Overhead paging was the next technology that RCI got into after telephone systems. It was a natural outgrowth. Many existing customers wanted to be able to page through their phones.
Since then, we’ve gotten into several other IT services, including computers and surveillance systems. But, in the meantime, paging’s popularity has somewhat fallen by the wayside.
However, for businesses that do need overhead paging, it’s typically essential to their day-to-day operations. And for those businesses, we’ve continued to offer the installation and maintenance of these sound systems.
Why Use Overhead Paging?
With the ubiquity of cell phones and lower prices of VOIP systems, paging might seem less relevant now. But there are situations where paging just makes more sense.
Some businesses have announcements that need to reach many people in real time. For example, an announcement can be relevant to the whole building, a particular department, or perhaps management-level employees.
Other times, a specific individual needs to be reached, and you don’t know in which part of the building that individual currently is. While you can call a cell, when you are doing a high volume of announcements daily, calling employee cell phone numbers is not the most convenient or efficient method for locating employees.
Who Uses Overhead Paging?
Some of the most common businesses that use paging systems are in the retail and medical field.
Retail Sound Systems
If you’ve ever shopped at any physical location, you’ve probably been in the presence of a retail sound system. Retail establishments typically like to have some music playing to provide ambiance.
The music makes people more comfortable, less self-conscious, and more likely to linger. But sometimes, you’ll notice that music gets interrupted by an announcement or a code. Sample announcements might include, “Someone from hardware to the front, please,” or “Cleanup on aisle seven.”
Both of these announcements have something in common. They don’t require a specific person to address them, but they must be addressed promptly. That’s the most common retail use of overhead paging systems.
Medical and Nursing Home Use
Medical facilities and nursing homes are the other most common fields that use overhead paging systems. What they have in common with retail is that their needs are pressing and often don’t need to be addressed by a specific individual but by someone with a particular skill set.
Nursing homes typically have constant announcements going on throughout the day. Needs are constant, and so is change. Keeping employees appraised of the current situation is paramount.

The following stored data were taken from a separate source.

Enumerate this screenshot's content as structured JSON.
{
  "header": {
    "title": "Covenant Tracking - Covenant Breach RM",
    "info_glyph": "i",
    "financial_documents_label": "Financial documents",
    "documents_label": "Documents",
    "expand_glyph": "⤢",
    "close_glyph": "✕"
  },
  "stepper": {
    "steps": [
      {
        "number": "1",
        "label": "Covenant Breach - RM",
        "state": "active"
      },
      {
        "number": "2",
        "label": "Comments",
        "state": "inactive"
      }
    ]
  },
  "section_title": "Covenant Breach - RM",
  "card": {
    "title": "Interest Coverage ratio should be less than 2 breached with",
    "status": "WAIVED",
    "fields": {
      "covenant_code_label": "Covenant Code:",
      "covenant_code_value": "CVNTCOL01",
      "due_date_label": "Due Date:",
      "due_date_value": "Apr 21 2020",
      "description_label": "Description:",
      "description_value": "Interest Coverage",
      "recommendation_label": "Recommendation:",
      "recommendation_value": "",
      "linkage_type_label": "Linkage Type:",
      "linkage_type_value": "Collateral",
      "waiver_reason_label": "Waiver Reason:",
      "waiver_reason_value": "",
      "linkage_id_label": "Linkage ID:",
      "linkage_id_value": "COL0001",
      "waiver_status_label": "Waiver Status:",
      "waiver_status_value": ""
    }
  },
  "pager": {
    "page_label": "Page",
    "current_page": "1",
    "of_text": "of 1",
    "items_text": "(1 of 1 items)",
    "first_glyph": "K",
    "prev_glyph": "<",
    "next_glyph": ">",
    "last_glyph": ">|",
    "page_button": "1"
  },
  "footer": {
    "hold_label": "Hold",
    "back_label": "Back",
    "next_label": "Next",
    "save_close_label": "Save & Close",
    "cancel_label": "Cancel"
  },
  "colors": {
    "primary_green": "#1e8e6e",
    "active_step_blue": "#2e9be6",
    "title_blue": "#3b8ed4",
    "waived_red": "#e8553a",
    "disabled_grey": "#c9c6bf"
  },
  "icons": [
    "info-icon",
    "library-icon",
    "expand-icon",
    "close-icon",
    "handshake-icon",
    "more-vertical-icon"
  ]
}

In recent years, the nursing profession has had a shortage of new people entering the field. When fewer people have to cover the same workload, efficiency is a must. Paging systems are easy to use, relay information quickly, and don’t require fumbling for a specific number or extension, or worse, trying to track a person down who could be anywhere in the building.
Nursing Home Clients
RCI has several nursing home clients, and many have multiple locations. So while we don’t seek out customers more than three hours away, we have customers who like to have the same customer service and skill they’ve come to expect from RCI to service all their locations, even those in Northern Virginia, Virginia Beach, or out of state.
When we get multi-location clients, we are happy to oblige that request.
Common Problem, Unique Solution
Recently, one of our northern Virginia nursing home clients had a part failure in one of their paging systems. It was a common enough wear issue that we were able to diagnose it over the phone and get the part ordered right away.
When the part arrived at RCI, it was Friday. The nursing home had gone without paging for a few days, and it was naturally running their people ragged with extra trips.
They didn’t ask us to come over the weekend, but we knew they needed the part immediately.
That said, the hardworking RCI techs also have had more work to do than we’ve had hours to do it. They’d had a lot of overtime and frankly needed some rest. So when we recently had their paging problem, we took a unique approach to solve it.
Road Trip Like A Boss
We got them the part that weekend. It’s not out of the question for RCI techs to work on the weekend. They get extra for it.
But this time was different. This time it was the boss.
John Whitcomb felt the technicians needed a little R & R, so he made a weekend of it. He and his wife Pat took a day trip to DC, had a good meal, and solved the nursing home’s overhead paging problem.
They were extremely grateful and a little surprised that the boss had driven a whole day to fix their problem. But at RCI, we put customer service first. Besides, John always enjoyed road trips.